I guess my only real complaint there is the prevailing assumption that American audiences demand an American lead. That may or may not be true for most Americans, but it's definitely not true for me. I would have much preferred that particular actor use his own accent and be his own nationality, because he really is much better when at his ease.]

And, really, some of the dialogue was... cheesy. And delivered with a bit of extra cheese on the side. Not all of it, mind you. Just some. And all the Ron Perlman cheese was fully intentional and priceless. I'd watch Ron Perlman read stereo instructions. I love that guy.

And honestly... the hyper little scientist just kinda made me want to smack him. I understand the choice -- he needed to be a foil for the staid and proper British scientist who thinks numbers are as close as humanity can get to the handwriting of God (a brilliant line brilliantly delivered, as was the "Heheh, what??" from said annoying character). I didn't mind the hyper so much as the rising shrillness in his voice every time he got overexcited (which was frequently). If he comes back in the sequel, I hope his up-close-and-personal with a kaiju has calmed him the hell down a little.

But seriously, who cares about all of that?? This is giant, telepathically run robots beating the ever-loving shit out of enormous interdimensional monstrosities. This is a little girl walking the devastated and empty streets of Tokyo, sobbing because she's so traumatized by the loss of her family that she can't even think to put her little red shoe back on. She can only carry it as if it's her entire family in her hand and she will not let go.

And that's why it works. On one hand, it's a big, crazy cross between hard-core sci fi and the cheerful insanity of a kaiju movie (think Godzilla or Mothra, etc.). On the other, del Toro is a master of reminding us that a story is only as good as the characters we either do or don't sympathize with. He excels at putting human emotion in a robot's armored, unfeeling body.

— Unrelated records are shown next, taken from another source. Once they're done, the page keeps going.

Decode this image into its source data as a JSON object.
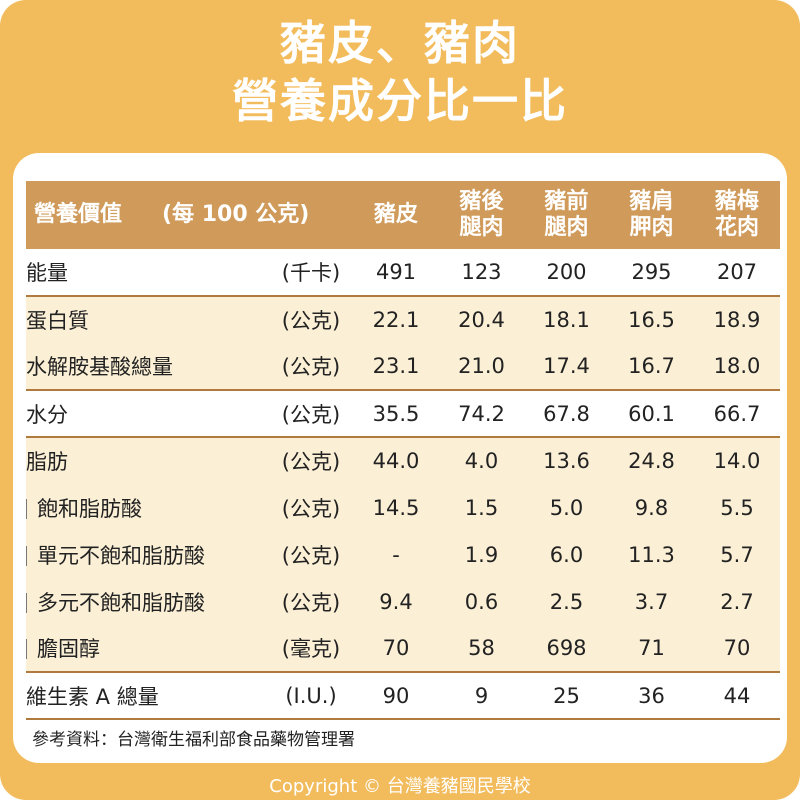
{
  "title": {
    "line1": "豬皮、豬肉",
    "line2": "營養成分比一比"
  },
  "colors": {
    "background": "#f2bc5d",
    "header": "#cf9a5a",
    "row_alt": "#fbf0d6",
    "rule": "#b07a3e"
  },
  "chart_data": {
    "type": "table",
    "header": {
      "label": "營養價值",
      "unit": "(每 100 公克)"
    },
    "columns": [
      {
        "line1": "豬皮",
        "line2": ""
      },
      {
        "line1": "豬後",
        "line2": "腿肉"
      },
      {
        "line1": "豬前",
        "line2": "腿肉"
      },
      {
        "line1": "豬肩",
        "line2": "胛肉"
      },
      {
        "line1": "豬梅",
        "line2": "花肉"
      }
    ],
    "rows": [
      {
        "label": "能量",
        "unit": "(千卡)",
        "values": [
          "491",
          "123",
          "200",
          "295",
          "207"
        ]
      },
      {
        "label": "蛋白質",
        "unit": "(公克)",
        "values": [
          "22.1",
          "20.4",
          "18.1",
          "16.5",
          "18.9"
        ]
      },
      {
        "label": "水解胺基酸總量",
        "unit": "(公克)",
        "values": [
          "23.1",
          "21.0",
          "17.4",
          "16.7",
          "18.0"
        ]
      },
      {
        "label": "水分",
        "unit": "(公克)",
        "values": [
          "35.5",
          "74.2",
          "67.8",
          "60.1",
          "66.7"
        ]
      },
      {
        "label": "脂肪",
        "unit": "(公克)",
        "values": [
          "44.0",
          "4.0",
          "13.6",
          "24.8",
          "14.0"
        ]
      },
      {
        "label": "飽和脂肪酸",
        "unit": "(公克)",
        "values": [
          "14.5",
          "1.5",
          "5.0",
          "9.8",
          "5.5"
        ]
      },
      {
        "label": "單元不飽和脂肪酸",
        "unit": "(公克)",
        "values": [
          "-",
          "1.9",
          "6.0",
          "11.3",
          "5.7"
        ]
      },
      {
        "label": "多元不飽和脂肪酸",
        "unit": "(公克)",
        "values": [
          "9.4",
          "0.6",
          "2.5",
          "3.7",
          "2.7"
        ]
      },
      {
        "label": "膽固醇",
        "unit": "(毫克)",
        "values": [
          "70",
          "58",
          "698",
          "71",
          "70"
        ]
      },
      {
        "label": "維生素 A 總量",
        "unit": "(I.U.)",
        "values": [
          "90",
          "9",
          "25",
          "36",
          "44"
        ]
      }
    ]
  },
  "source": "參考資料：台灣衛生福利部食品藥物管理署",
  "copyright": "Copyright © 台灣養豬國民學校"
}
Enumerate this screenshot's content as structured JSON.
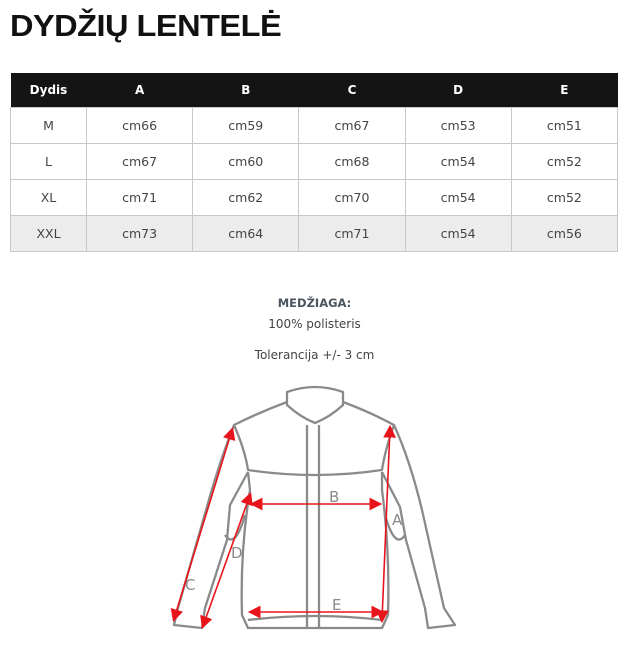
{
  "title": "DYDŽIŲ LENTELĖ",
  "table": {
    "headers": [
      "Dydis",
      "A",
      "B",
      "C",
      "D",
      "E"
    ],
    "rows": [
      [
        "M",
        "cm66",
        "cm59",
        "cm67",
        "cm53",
        "cm51"
      ],
      [
        "L",
        "cm67",
        "cm60",
        "cm68",
        "cm54",
        "cm52"
      ],
      [
        "XL",
        "cm71",
        "cm62",
        "cm70",
        "cm54",
        "cm52"
      ],
      [
        "XXL",
        "cm73",
        "cm64",
        "cm71",
        "cm54",
        "cm56"
      ]
    ]
  },
  "material_label": "MEDŽIAGA:",
  "material_value": "100% polisteris",
  "tolerance": "Tolerancija +/- 3 cm",
  "diagram": {
    "labels": {
      "a": "A",
      "b": "B",
      "c": "C",
      "d": "D",
      "e": "E"
    },
    "arrow_color": "#e8141b",
    "outline_color": "#8a8a8a"
  }
}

It's a beautiful thing. I love it. I wish I'd seen it at the theater because I know I missed something of the grandeur of it, but that's okay. At the theater, I would have been irritated to have to fork over another ticket price to turn around and watch it again. At home, I just have to push the button.

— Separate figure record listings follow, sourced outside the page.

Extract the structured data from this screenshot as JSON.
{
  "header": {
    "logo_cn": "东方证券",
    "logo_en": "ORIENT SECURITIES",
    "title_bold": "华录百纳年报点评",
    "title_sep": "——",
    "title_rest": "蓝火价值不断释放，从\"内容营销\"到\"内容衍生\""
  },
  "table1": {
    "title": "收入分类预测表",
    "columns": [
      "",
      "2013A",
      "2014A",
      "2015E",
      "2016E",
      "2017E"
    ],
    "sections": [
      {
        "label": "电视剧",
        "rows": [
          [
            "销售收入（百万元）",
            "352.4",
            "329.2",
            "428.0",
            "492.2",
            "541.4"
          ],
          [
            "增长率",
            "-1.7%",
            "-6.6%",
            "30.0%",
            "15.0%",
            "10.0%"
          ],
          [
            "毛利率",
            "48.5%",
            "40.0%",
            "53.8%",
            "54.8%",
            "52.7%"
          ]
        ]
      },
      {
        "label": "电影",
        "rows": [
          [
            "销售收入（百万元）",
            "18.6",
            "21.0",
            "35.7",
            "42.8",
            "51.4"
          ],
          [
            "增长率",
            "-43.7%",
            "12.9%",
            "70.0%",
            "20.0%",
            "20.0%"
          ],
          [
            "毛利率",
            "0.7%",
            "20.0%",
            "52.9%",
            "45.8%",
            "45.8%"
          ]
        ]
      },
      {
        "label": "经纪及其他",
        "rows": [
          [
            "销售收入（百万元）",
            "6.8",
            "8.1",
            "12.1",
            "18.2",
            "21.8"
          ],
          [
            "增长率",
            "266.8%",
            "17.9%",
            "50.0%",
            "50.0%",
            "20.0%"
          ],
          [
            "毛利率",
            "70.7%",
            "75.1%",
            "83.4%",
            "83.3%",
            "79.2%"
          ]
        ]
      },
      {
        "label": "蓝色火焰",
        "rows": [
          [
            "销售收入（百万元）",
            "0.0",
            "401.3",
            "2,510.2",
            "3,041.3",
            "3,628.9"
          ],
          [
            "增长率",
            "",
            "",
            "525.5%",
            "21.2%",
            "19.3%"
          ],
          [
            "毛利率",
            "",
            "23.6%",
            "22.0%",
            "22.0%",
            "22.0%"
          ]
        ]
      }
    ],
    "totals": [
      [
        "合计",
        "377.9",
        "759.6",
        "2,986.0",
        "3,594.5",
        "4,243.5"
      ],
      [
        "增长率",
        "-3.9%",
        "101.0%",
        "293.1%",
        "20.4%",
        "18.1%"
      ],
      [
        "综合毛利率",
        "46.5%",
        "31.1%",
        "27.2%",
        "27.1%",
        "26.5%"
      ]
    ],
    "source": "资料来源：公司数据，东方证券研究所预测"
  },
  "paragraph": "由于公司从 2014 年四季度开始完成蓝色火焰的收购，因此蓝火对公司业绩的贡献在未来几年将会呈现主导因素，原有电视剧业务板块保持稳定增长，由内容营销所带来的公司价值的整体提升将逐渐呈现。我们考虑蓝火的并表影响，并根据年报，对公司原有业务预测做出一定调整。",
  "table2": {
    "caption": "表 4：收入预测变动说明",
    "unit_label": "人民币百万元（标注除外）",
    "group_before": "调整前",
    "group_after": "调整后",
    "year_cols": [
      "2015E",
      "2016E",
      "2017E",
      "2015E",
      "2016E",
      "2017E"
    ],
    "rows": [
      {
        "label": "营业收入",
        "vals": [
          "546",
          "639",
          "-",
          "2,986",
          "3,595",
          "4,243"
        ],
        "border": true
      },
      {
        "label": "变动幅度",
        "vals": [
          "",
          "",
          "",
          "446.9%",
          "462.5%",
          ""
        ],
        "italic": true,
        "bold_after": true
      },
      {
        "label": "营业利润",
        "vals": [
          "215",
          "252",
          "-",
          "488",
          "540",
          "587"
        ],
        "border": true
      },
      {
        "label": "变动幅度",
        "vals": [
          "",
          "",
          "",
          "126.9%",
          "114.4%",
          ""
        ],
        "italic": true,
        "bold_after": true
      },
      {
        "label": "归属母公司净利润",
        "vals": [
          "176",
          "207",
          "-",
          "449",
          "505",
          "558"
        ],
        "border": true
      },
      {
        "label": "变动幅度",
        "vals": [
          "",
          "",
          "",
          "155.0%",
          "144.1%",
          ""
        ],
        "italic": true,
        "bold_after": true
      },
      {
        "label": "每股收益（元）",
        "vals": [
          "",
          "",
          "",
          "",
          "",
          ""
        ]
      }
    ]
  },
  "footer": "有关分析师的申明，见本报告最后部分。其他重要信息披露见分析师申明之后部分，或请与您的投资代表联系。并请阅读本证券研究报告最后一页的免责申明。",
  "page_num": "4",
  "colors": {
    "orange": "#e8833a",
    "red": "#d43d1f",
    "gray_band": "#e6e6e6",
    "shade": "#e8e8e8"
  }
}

My favorite, most iconic scenes from the flick all have their share of that crazy crossing of sci fi and human emotion. The horrifically damaged Gipsy Danger stumbling out of the whiteout to take a knee and then faceplant on the frozen shore (a powerful scene because you know it's nearly impossible for one pilot to drive a Jaeger alone, and yet Raleigh is doing so even after watching/feeling his brother torn away from life). The oldest Jaeger in the service banging its fists together before trying to avenge a fallen comrade. Marshall Pentecost (the amazing Idris Elba) climbing out of a Jaeger and standing, limned in holy light from the sun at his back, and smiling down at the little girl he just saved, the little girl clutching her one red shoe.

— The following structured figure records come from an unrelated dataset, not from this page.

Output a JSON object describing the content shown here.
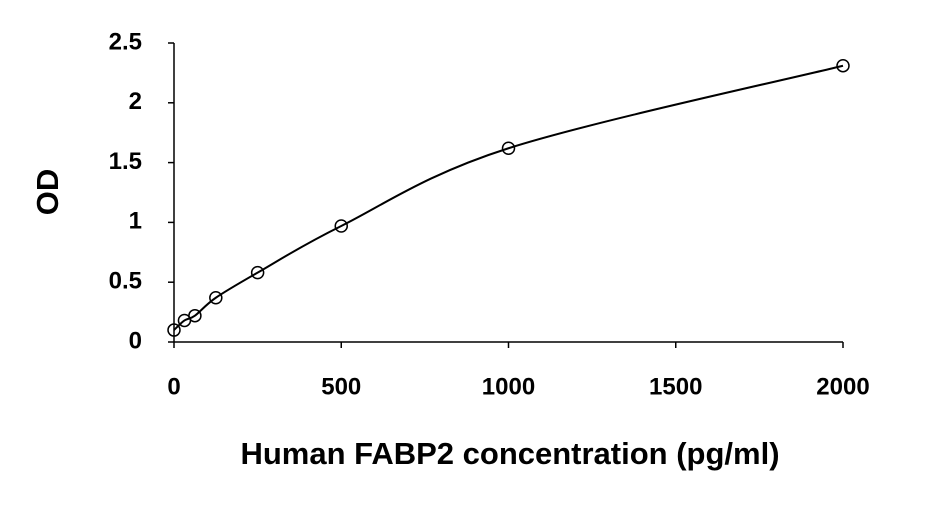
{
  "chart_data": {
    "type": "scatter",
    "x_label": "Human FABP2 concentration (pg/ml)",
    "y_label": "OD",
    "series": [
      {
        "color": "#000000",
        "line": "smooth",
        "marker": "open-circle",
        "x": [
          0,
          31.25,
          62.5,
          125,
          250,
          500,
          1000,
          2000
        ],
        "values": [
          0.1,
          0.18,
          0.22,
          0.37,
          0.58,
          0.97,
          1.62,
          2.31
        ]
      }
    ],
    "xlim": [
      0,
      2000
    ],
    "xticks": [
      0,
      500,
      1000,
      1500,
      2000
    ],
    "ylim": [
      0,
      2.5
    ],
    "yticks": [
      0,
      0.5,
      1,
      1.5,
      2,
      2.5
    ],
    "grid": false
  }
}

And then one that's badass because it's just badass: the again-grievously damaged Gipsy Danger throwing up her chain sword and slicing the charging kaiju right down the middle because screw missing and damaged limbs!

No, TWO that are badass because they're just badass: Gipsy Danger strollin all up the streets of Hong Kong, dragging a huge freighter as a club. God, I love that scene.

Beautiful. Simply beautiful. Señor del Toro has made yet another masterpiece, in my humble opinion, and I cannot wait to see what he does with the sequel. Because while they closed the Breach, the kaiju are connected as a species with a hive mind. Because they are planet-purgers by nature, there's no way they were all in one place when Gipsy owned them.

They will be back.

And this time, I'm seeing that shit in the theater!